Intervention de Jacques Muller

Réunion du 7 mai 2008 à 15h00
Modernisation du marché du travail — Article 5

Photo de Jacques MullerJacques Muller :

Il faut avant tout faire remarquer que ce type de rupture à l’amiable entre l’employeur et le salarié existe déjà. Les ASSEDIC dénoncent clairement cette pratique, qui consiste pour l’employeur à demander une garantie écrite par laquelle, même si le document n’a pas de caractère officiel, le salarié reconnaît avoir demandé la rupture et s’engage à ne pas poursuivre l’entreprise devant les prud’hommes.

Cette prétendue « rupture à l’amiable » fonctionne déjà en dehors de tout cadre juridique : ce projet de loi vise à la légaliser et à la généraliser.

On retrouve très exactement la philosophie de la présidente du MEDEF, Mme Parisot, qui affirmait : « La vie, la santé, l’amour sont précaires, pourquoi le travail échapperait-il à cette loi ? »

Ce raccourci édifiant revient à nier purement et simplement les fondements mêmes du droit du travail, qui repose sur la reconnaissance du déséquilibre structurel, intrinsèque, de la relation entre l’employeur et le salarié.

Nos prédécesseurs ne s’y étaient pas trompés : tout le code du travail reposait jusqu’à présent sur la volonté du législateur de tenter de corriger une situation dans laquelle la liberté des deux parties signifie que l’un, objectivement, domine l’autre, puisque le salarié, dont les revenus dépendent directement de l’employeur, est en situation de dépendance et de faiblesse.

Comme le résume Lacordaire dans l’une de ses conférences de Notre-Dame, dans un monde de forts et de faibles, « c’est la liberté qui opprime et la loi qui affranchit ».

En introduisant le principe de rupture à l’amiable, ce projet de loi, décidément taillé sur mesure pour le MEDEF, méconnaît ces réalités qui prennent une dimension particulière dans la crise que nous connaissons.

Oui, dans un contexte marqué par le chômage et les emplois précaires, l’inégalité structurelle entre l’employeur et le salarié prend une dimension particulière, encore plus dure !
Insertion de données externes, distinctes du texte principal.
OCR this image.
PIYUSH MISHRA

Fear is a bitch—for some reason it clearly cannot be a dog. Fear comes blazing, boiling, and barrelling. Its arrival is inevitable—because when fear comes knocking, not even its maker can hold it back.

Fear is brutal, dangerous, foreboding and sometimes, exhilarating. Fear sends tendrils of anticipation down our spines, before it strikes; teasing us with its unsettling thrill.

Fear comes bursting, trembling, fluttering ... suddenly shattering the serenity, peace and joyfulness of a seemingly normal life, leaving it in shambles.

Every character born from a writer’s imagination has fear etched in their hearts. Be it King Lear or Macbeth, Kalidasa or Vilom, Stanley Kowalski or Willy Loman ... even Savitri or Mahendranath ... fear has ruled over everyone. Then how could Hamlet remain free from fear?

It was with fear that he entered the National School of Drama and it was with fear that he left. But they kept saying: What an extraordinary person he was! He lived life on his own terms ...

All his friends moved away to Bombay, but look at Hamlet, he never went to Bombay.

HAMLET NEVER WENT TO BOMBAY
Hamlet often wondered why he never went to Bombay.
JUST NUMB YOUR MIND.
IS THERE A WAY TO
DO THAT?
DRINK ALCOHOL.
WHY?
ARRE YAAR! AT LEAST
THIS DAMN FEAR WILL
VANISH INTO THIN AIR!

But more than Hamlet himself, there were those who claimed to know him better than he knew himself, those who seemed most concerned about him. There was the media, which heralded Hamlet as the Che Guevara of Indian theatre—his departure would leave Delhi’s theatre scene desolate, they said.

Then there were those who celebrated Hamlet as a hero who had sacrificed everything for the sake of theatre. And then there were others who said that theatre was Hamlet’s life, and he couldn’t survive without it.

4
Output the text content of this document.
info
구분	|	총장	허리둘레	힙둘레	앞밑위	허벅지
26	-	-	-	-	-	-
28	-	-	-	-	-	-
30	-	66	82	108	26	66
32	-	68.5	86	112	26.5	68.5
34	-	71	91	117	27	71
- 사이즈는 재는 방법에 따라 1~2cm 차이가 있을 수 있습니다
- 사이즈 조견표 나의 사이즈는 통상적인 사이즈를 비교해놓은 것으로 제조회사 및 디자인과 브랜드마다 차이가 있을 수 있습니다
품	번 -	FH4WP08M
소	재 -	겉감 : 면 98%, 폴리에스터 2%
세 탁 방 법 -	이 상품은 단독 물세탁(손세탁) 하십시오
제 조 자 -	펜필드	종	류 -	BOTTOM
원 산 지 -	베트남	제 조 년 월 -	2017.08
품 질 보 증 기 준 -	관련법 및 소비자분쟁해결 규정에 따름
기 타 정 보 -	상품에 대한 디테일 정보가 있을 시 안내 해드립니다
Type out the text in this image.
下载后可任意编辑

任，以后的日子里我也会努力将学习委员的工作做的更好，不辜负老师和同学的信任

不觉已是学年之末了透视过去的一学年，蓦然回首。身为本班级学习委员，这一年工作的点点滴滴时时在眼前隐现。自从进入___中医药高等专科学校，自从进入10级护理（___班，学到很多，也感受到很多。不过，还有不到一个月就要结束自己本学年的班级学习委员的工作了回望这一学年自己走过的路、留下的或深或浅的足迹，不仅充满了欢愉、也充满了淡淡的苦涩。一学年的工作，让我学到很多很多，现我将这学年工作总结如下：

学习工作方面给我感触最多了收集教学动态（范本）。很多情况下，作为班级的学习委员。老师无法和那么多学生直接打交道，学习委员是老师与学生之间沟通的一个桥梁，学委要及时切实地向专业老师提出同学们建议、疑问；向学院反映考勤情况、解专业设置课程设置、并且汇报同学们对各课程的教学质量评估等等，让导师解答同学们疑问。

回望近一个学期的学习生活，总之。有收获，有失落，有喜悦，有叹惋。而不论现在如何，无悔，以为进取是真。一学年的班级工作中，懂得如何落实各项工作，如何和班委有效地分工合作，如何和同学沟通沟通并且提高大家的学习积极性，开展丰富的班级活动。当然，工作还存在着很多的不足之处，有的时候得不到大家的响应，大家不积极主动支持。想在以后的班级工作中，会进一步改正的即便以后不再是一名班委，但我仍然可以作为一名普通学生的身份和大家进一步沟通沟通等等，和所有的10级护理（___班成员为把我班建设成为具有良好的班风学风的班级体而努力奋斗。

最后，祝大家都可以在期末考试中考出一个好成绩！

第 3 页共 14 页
Le monde du travail n’est pas idyllique. Dans le contexte actuel, de trop nombreux salariés y subissent déjà harcèlement ou discrimination. Le salarié est souvent poussé vers la porte. Multiplication des arrêts de maladie, consommation de psychotropes, dépression ou, pire, suicides : tels sont les symptômes d’un profond mal-être de nombreux salariés pour lesquels une rupture à l’amiable n’a évidemment aucune signification.

Les dispositifs prévus dans le projet de loi assurent trop peu de garanties aux salariés victimes de pressions de la part des employeurs, alors que, hors du système de rupture conventionnelle prévu, il existe des possibilités d’obtenir réparation par voie judiciaire.

Précisément, lorsque le salarié aura accepté, sous la pression, de signer une convention de rupture, aura-t-il toujours la possibilité de poursuivre l’employeur pour harcèlement ou discrimination ? Le projet de loi reste bien muet sur cette question !

Pour conclure, ce qui est en jeu, ce n’est ni plus ni moins qu’une atteinte au droit du licenciement. C’est un pan entier du droit du travail qui est mis à mal par les dispositions de ce projet de loi.

C'est la raison pour laquelle cet amendement vise à supprimer purement et simplement l’article 5, emblématique d’un projet de loi qui, on peut le dire, introduit une rupture, une régression historique dans notre droit.